There are stark divides, or cliques, in large groups. We either bud off into our own smaller cluster or we never quite find our niche. Nevertheless, Auburn University students share a similar foundation: the University. Which is what defines a community, rather than a family.
We’re also in families because that’s what we’re born into. Over time, we have associated the people who have invested time and energy and, quite literally, DNA into who we are as our family. It cannot be forced upon us the moment we step on a college campus.
Just because we choose Auburn University does not mean we choose to devote our lives and energy into every aspect of the school. That’s impossible.
Family implies we choose to be selfless for people we love — we accept the secrets, the achievements and the failures. It is a selfless life. It is a daunting task. It requires honesty.
There is a difference between being a student and a family member, a fan and a family member or a graduate and family member.

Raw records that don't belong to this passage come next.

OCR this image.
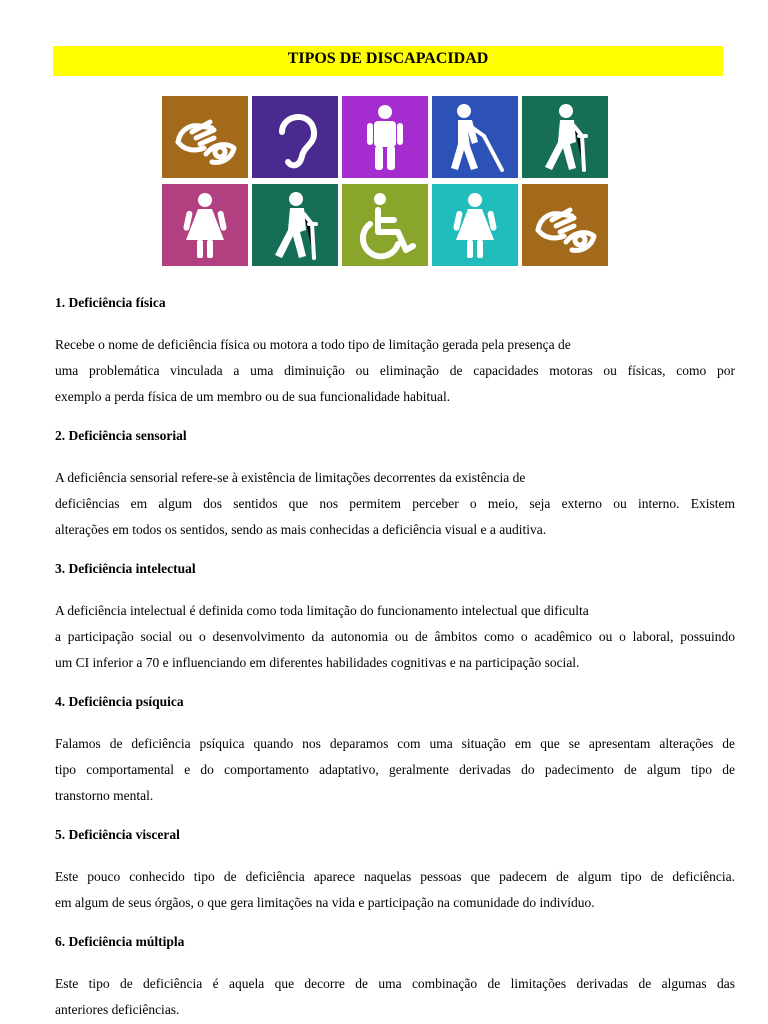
TIPOS DE DISCAPACIDAD
1. Deficiência física

Recebe o nome de deficiência física ou motora a todo tipo de limitação gerada pela presença de
uma problemática vinculada a uma diminuição ou eliminação de capacidades motoras ou físicas, como por
exemplo a perda física de um membro ou de sua funcionalidade habitual.

2. Deficiência sensorial

A deficiência sensorial refere-se à existência de limitações decorrentes da existência de
deficiências em algum dos sentidos que nos permitem perceber o meio, seja externo ou interno. Existem
alterações em todos os sentidos, sendo as mais conhecidas a deficiência visual e a auditiva.

3. Deficiência intelectual

A deficiência intelectual é definida como toda limitação do funcionamento intelectual que dificulta
a participação social ou o desenvolvimento da autonomia ou de âmbitos como o acadêmico ou o laboral, possuindo
um CI inferior a 70 e influenciando em diferentes habilidades cognitivas e na participação social.

4. Deficiência psíquica

Falamos de deficiência psíquica quando nos deparamos com uma situação em que se apresentam alterações de
tipo comportamental e do comportamento adaptativo, geralmente derivadas do padecimento de algum tipo de
transtorno mental.

5. Deficiência visceral

Este pouco conhecido tipo de deficiência aparece naquelas pessoas que padecem de algum tipo de deficiência.
em algum de seus órgãos, o que gera limitações na vida e participação na comunidade do indivíduo.

6. Deficiência múltipla

Este tipo de deficiência é aquela que decorre de uma combinação de limitações derivadas de algumas das
anteriores deficiências.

The Auburn Family is a reality I believe is well meant by the University, but it is a marketing slogan. It is used to construct the reality that if you join the University, if you have the slightest association with Auburn, you are a part of the family.
But it is impossible for Auburn University to love you. Auburn University cannot cry with you; it cannot empathize. It’s simply too large.
Though Auburn University can’t provide families, it can foster family-like connections. We often find neighbors, brothers, sisters and life-long friends to support us.
Those should be appreciated at another level while we save family for where it belongs in the hierarchy of relationships.